|
|
|
|
|
by taeric
1117 days ago
|
|
Meanwhile, far too many shops still use csv. Hard not to see a new entry as slowing the move. I am curious on the random access benefits. Seems most ML workloads will naturally scan the data sets fairly linearly. Does this maintain parity on that? |
|
A few of users use random access to do shuffling and training on subsets as well.
Many of them migrated from a system where you can store asset URL in your format of choice (say parquet/tfrecord), to Lance, partially because putting asset (i.e., image, large tensors, lidar point cloud) physically together can lead to better scan perf than loading a lot of small files from S3 or on-prem object store / file systems, due to much less metadata server load over the directory / key&value structures. (i.e. Some of our users see similar issues like this decade old article https://blog.cloudera.com/the-small-files-problem/)

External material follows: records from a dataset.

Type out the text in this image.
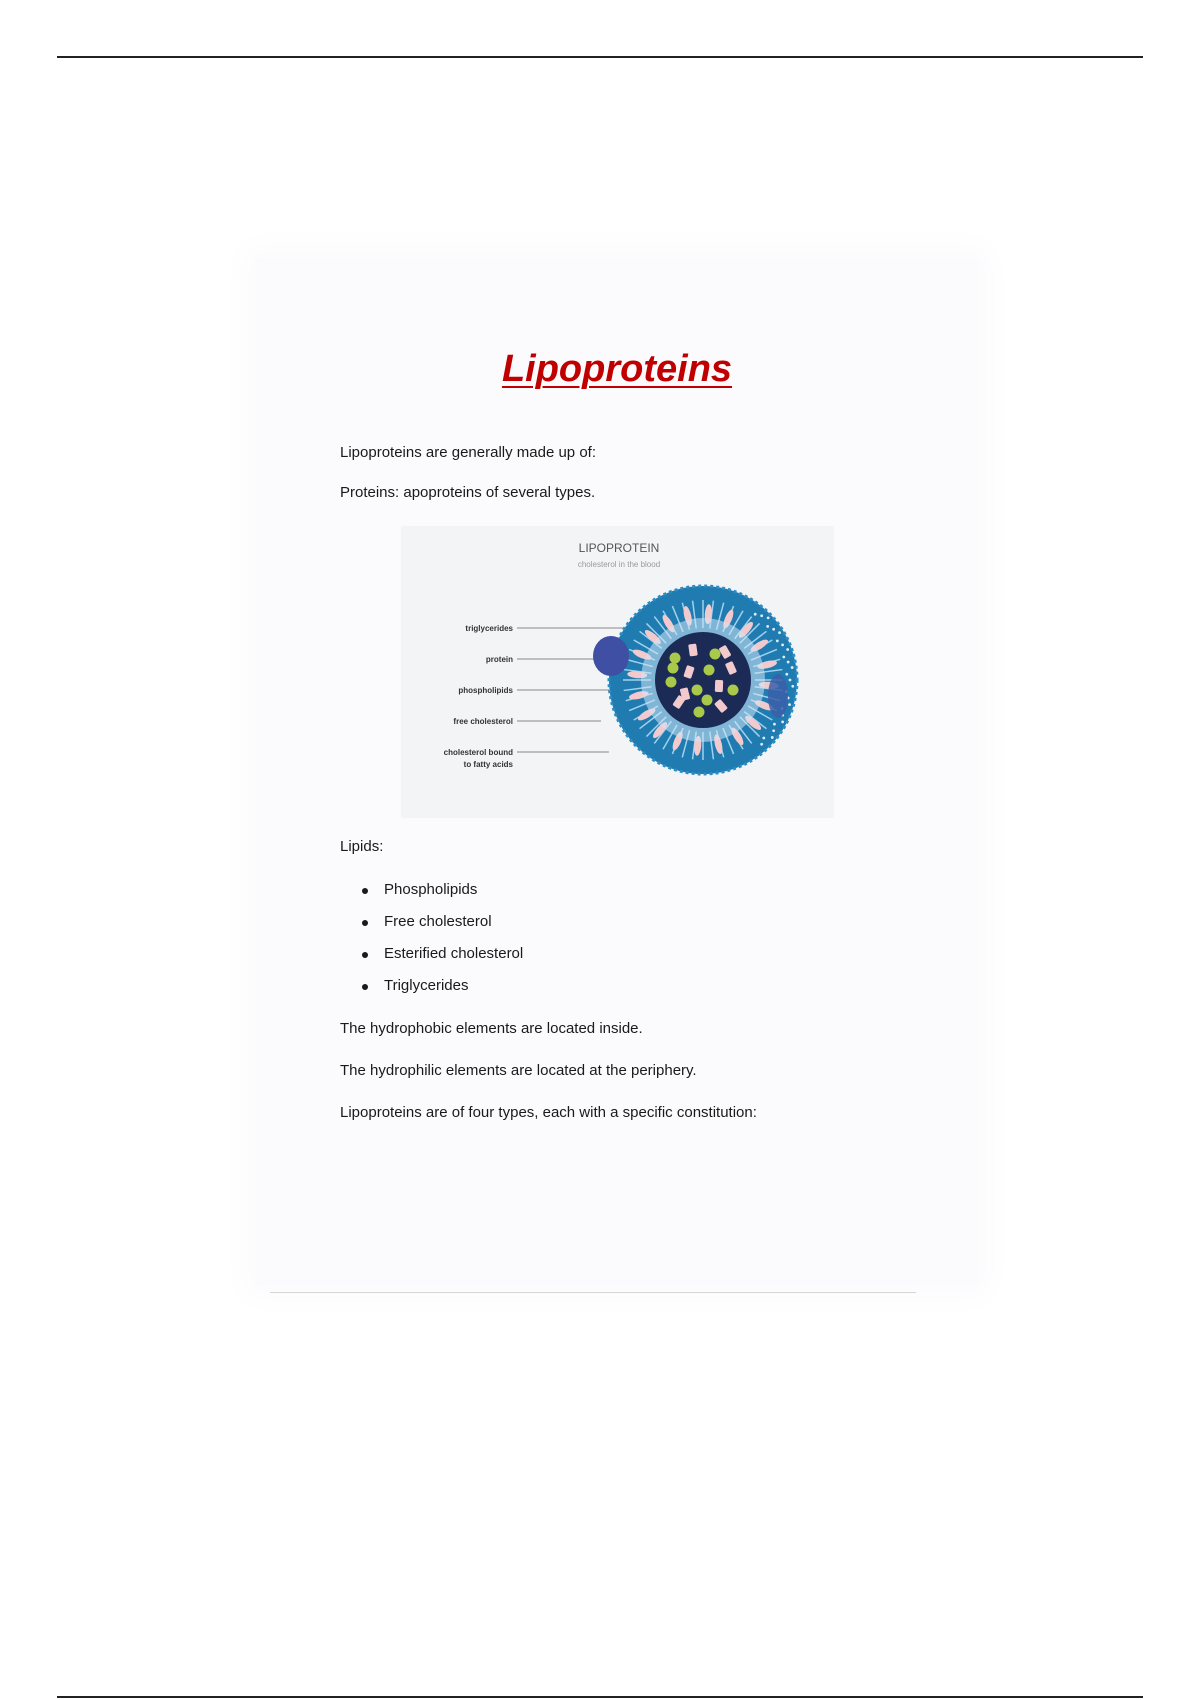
Lipoproteins

Lipoproteins are generally made up of:

Proteins: apoproteins of several types.

LIPOPROTEIN
cholesterol in the blood
triglycerides
protein
phospholipids
free cholesterol
cholesterol bound
to fatty acids

Lipids:

Phospholipids
Free cholesterol
Esterified cholesterol
Triglycerides

The hydrophobic elements are located inside.

The hydrophilic elements are located at the periphery.

Lipoproteins are of four types, each with a specific constitution:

One motivation to design lance is to avoid creating a new copy of training dataset just for one model / training iteration. This is one copy of data for maintenance (update/schema evolution/deletion), analytics & visualization, and training.
For scanning, Lance has been proved slightly faster than Tfrecord and parquet over object store (S3 and GCS). I'd contribute the scan performance just to Rust and tokio async I/O. It is not necessary a better design in scan as we just try to scan "no more data than parquet" when we designed the layouts / encoding algorithms.